Drum prüfe, wer sich bindet

Stefan Rehder
Foto: DT | Stefan Rehder.

Es gibt keine Rechte ohne Pflichten. Selbst die unveräußerlichen Menschenrechte, die von niemandem verliehen werden können und deshalb auch von niemandem erworben werden müssen, verpflichten dazu, sie – in vollem Umfang – auch bei anderen anzuerkennen. Auch das Wahlrecht und damit die Möglichkeit, dem eigenen politischen Willen Ausdruck und Nachdruck zu verleihen, ist mit der moralischen Pflicht verbunden, von ihm nach bestem Wissen und Gewissen Gebrauch zu machen. Wer daher am Sonntag den Wahllokalen fern bliebe, käme dieser Pflicht genauso wenig nach wie derjenige, der sich die Platzierung seiner beiden Kreuze von Wut diktieren ließe.

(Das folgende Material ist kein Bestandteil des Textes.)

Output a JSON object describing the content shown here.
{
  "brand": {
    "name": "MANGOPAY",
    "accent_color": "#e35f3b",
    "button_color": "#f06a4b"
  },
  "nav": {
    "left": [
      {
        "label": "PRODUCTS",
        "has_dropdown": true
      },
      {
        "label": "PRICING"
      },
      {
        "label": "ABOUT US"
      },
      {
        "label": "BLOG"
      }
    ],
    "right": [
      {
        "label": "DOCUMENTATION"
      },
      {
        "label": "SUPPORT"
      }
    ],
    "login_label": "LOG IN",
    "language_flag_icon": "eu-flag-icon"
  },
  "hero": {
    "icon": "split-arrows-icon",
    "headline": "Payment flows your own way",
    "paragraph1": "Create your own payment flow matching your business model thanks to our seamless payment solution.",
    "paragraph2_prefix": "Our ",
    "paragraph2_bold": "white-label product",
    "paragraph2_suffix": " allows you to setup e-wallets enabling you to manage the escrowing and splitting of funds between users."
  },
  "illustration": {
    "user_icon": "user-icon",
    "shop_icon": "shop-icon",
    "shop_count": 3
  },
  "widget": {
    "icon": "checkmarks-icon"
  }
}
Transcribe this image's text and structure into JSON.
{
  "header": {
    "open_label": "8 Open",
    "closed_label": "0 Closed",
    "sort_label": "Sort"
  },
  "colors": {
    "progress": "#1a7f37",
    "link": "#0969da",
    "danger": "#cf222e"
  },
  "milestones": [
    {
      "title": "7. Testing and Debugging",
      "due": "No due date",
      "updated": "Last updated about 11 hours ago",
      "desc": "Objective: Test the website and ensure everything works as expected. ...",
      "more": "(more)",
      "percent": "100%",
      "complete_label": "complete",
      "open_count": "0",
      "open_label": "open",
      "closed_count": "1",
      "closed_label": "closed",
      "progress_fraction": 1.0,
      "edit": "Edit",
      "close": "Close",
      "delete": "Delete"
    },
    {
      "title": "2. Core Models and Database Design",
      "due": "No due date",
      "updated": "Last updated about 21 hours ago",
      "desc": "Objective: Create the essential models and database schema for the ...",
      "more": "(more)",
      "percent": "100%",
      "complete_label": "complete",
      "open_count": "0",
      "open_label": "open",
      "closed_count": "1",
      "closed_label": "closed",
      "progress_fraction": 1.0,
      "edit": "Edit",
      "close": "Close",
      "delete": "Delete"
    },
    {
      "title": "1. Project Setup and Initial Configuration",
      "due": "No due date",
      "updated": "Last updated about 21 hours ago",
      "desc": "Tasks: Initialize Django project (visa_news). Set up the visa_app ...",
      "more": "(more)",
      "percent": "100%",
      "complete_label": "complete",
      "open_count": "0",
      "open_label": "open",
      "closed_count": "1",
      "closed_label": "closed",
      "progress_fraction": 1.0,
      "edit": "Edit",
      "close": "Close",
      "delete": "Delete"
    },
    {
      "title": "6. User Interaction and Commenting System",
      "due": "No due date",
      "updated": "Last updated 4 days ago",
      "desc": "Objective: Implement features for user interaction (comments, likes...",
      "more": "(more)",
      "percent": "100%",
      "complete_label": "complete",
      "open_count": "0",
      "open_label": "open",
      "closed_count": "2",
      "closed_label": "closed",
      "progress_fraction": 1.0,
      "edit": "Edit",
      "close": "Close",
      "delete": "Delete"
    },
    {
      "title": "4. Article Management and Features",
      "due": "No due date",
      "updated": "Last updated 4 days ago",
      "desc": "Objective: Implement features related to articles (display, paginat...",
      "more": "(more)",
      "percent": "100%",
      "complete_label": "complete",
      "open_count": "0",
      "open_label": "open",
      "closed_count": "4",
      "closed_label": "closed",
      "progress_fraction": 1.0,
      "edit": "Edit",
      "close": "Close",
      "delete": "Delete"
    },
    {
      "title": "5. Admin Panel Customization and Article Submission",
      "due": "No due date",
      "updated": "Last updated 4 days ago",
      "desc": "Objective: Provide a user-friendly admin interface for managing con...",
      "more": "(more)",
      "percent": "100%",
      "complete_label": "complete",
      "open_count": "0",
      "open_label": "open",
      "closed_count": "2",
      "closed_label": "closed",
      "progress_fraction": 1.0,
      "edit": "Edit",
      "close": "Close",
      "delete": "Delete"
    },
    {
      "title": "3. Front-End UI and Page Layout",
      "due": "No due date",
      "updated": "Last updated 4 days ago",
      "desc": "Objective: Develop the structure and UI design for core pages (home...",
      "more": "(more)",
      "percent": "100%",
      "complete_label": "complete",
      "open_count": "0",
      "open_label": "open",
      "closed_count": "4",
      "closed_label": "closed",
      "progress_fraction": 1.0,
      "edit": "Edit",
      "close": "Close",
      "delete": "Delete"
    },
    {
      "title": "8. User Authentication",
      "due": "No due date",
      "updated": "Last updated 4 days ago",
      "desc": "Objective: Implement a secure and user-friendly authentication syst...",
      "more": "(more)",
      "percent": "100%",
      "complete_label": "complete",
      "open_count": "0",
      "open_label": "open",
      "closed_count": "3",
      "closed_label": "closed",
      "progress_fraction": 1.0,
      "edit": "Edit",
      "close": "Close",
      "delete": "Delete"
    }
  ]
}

Wählen ist eine ernste Herausforderung und überaus verantwortungsvolle staatsbürgerliche Aufgabe. Wer ihr gerecht werden will, hat viel zu tun. Manchmal ist das aufwändiger, als Vielen lieb ist. So beginnt eine verantwortungsvolle Wahl etwa immer damit, dass der Wähler – so banal das klingen mag – auch tatsächlich weiß, was und wer überhaupt zur Wahl steht. Wer etwa bei einer Landtagswahl der amtierenden Bundesregierung einen „Deckzettel“ verpassen wollte, würde seiner staatsbürgerlichen Verantwortung nicht gerecht. Denn anstatt über die tatsächlich zur Wahl stehende Zusammensetzung des Landtags zu befinden und echten Einfluss auf die Politik zu nehmen, würde er seine beiden Stimmen zugunsten einer bloßen Meinungsbekundung zweckentfremden. Noch dazu zugunsten einer, die sich, eben weil die Bundesregierung nicht zur Wahl steht, nicht einmal hinreichend klar zuordnen und adressieren ließe. Auch bei der Bundestagswahl wählen die Wahlberechtigten streng genommen nicht die künftige Bundesregierung, sondern befinden über die Zusammensetzung des Deutschen Bundestags, der seinerseits den oder die Bundeskanzler(in) wählt. Zu einer verantwortbaren Stimmabgabe gehört daher, dass man sich sowohl mit den Kandidaten beschäftigt, die sich um ein Direktmandat bewerben (Erststimme), als sich auch über jene informiert, die über die Listen der Parteien (Zweitstimme) in den Bundestag einziehen können.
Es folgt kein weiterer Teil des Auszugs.